Pressekonferenz des Kärntner Heimatdienstes und Slowenenvertretern
ORF
ORF
Chronik

KHD und Slowenenvertreter an einem Tisch

Noch vor 20 Jahren wäre eine gemeinsame Pressekonferenz vom Zentralverband slowenischer Organisationen und dem Kärntner Heimatdienst (KHD) undenkbar gewesen. Gemeinsam mit Vertretern der Konsensgruppe zur Ortstafelfrage kamen sie anlässlich 50 Jahre Ortstafelsturm zusammen.

Unterschiedliche Sichtweisen, gemeinsame Lehren für die Zukunft, lautet der Untertitel der Pressekonferenz. KHD- Obmann Andreas Mölzer stellte zehn Thesen auf: Der Volksgruppenkonflikt sei ein Erbe aus dem 19. Jahrhundert, der Volkszorn, der sich gegen die frisch aufgestellten zweisprachigen Ortstafeln 1972 entlud, sei größtenteils spontan gewesen, aber auch durch jugoslawische Provokateure angeheizt.

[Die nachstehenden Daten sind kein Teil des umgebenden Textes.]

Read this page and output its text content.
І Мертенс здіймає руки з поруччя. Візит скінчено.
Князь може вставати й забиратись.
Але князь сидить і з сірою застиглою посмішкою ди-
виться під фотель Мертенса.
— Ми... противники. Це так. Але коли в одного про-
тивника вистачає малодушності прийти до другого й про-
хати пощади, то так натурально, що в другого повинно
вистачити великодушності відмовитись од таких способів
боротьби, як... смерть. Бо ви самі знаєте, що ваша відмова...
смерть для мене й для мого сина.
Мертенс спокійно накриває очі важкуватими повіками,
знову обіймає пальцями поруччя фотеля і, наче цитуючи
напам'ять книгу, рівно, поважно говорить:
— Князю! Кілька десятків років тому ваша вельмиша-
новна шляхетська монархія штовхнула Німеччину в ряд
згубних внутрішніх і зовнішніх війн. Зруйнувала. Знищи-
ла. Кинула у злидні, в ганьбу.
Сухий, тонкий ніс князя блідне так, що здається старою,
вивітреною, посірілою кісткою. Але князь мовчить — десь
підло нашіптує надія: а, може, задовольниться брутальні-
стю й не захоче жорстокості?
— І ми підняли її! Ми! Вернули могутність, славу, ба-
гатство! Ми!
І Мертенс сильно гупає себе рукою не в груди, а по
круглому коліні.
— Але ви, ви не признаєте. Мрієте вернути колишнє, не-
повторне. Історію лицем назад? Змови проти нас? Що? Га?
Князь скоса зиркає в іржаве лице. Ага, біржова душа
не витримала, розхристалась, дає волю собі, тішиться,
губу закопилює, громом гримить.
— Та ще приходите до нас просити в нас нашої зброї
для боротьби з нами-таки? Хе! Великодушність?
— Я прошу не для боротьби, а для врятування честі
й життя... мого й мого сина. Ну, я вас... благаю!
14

Slowenenvertreter zum Ortstafelsturm

50 Jahre nach dem Kärntner Ortstafelsturm sind am Dienstag Vertreter von Heimatverbänden und Slowenenorganisationen gemeinsam in die Öffentlichkeit gegangen.

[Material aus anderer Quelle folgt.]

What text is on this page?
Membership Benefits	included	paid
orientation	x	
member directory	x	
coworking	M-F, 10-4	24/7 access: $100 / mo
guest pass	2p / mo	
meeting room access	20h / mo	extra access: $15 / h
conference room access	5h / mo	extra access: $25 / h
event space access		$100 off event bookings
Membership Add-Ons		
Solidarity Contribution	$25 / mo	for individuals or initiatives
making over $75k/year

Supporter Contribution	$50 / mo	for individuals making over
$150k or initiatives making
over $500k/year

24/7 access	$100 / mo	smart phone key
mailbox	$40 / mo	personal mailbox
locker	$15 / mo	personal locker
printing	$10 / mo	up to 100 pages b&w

Er erwähnte auch das Wort Urangst: „Diese Ängste sind obsolet geworden mit dem Tod Titos in Jugoslawien. Ich hoffe, dass die Ängste der slowenischen Minderheit vor Assimilationsdruck auch geschwunden sind. Wobei ich Ängste, dass die Volksgruppe nicht überleben wird, durchaus verstehe.“

Auch Slowenen besprühten Tafeln – aber anders

Fest steht, dass damals in Hebst 1972 ein Bundesgesetz praktisch außer Kraft gesetzt wurde. Marjan Sturm, als Jugendlicher politisch aktiv, besprühte selbst Ortstafeln mit Lack. Allerdings schrieb er die slowenischen Namen zu den deutschen dazu: „Natürlich war für die slowenische Volksgruppe der Ortstafelsturm ein Retraumatisierung. Meine Mutter, die vertreiben wurde und eine Tochter in der Vertreibung verloren hat, hat mich weinend in Wien angerufen und gesagt, komm nicht nach Kärnten, hier ist die Hölle los. Hintergrund war, dass eine Gruppe von Ortstafelstürmern bei uns in den Hof hineingefahren und dort im Kreis herumgefahren sind und gehupt haben.“

„Stehen zur Vereinbarung von 2011“

Manuel Jug vom Zentralverband slowenischer Organisationen, viele Jahre nach dem Ortstafelsturm geboren, sagte, er stehe zu dem, was 2011 in Sachen Ortstafeln vereinbart wurde: „Auch, wenn es einige in der Volksgruppe und in der Mehrheitsbevölkerung gibt, die es wieder neu aufrollen würden, verwehren wir uns dagegen. Wir haben eine zufriedenstellende Lösung, es kommen laufend neue Ortstafeln dazu.“

Jetzt sind fast so viele zweisprachige Ortstafeln aufgestellt, wie es 1972 von der Bundesregierung und SPÖ Landeshauptmann Hans Sima geplant wurde. Die Zeit sei in den 1990er Jahren reif gewesen für Dialog, sagte Josef Feldner, der 50 Jahre lang KHD-Chef war: „Deshalb haben wir uns in einer feierlichen Erklärung verpflichtet, künftig als Kärntner Konsensgruppe engagiert an einem Klima des gegenseitigen Vertrauens zu arbeiten.“ Wie auch immer der Herbst 1972 zu bewerten ist, mitunter auch verklärt, so dürfe die Erinnerung nicht einen Missbrauch der Erinnerung darstellen, sagte Marjan Sturm.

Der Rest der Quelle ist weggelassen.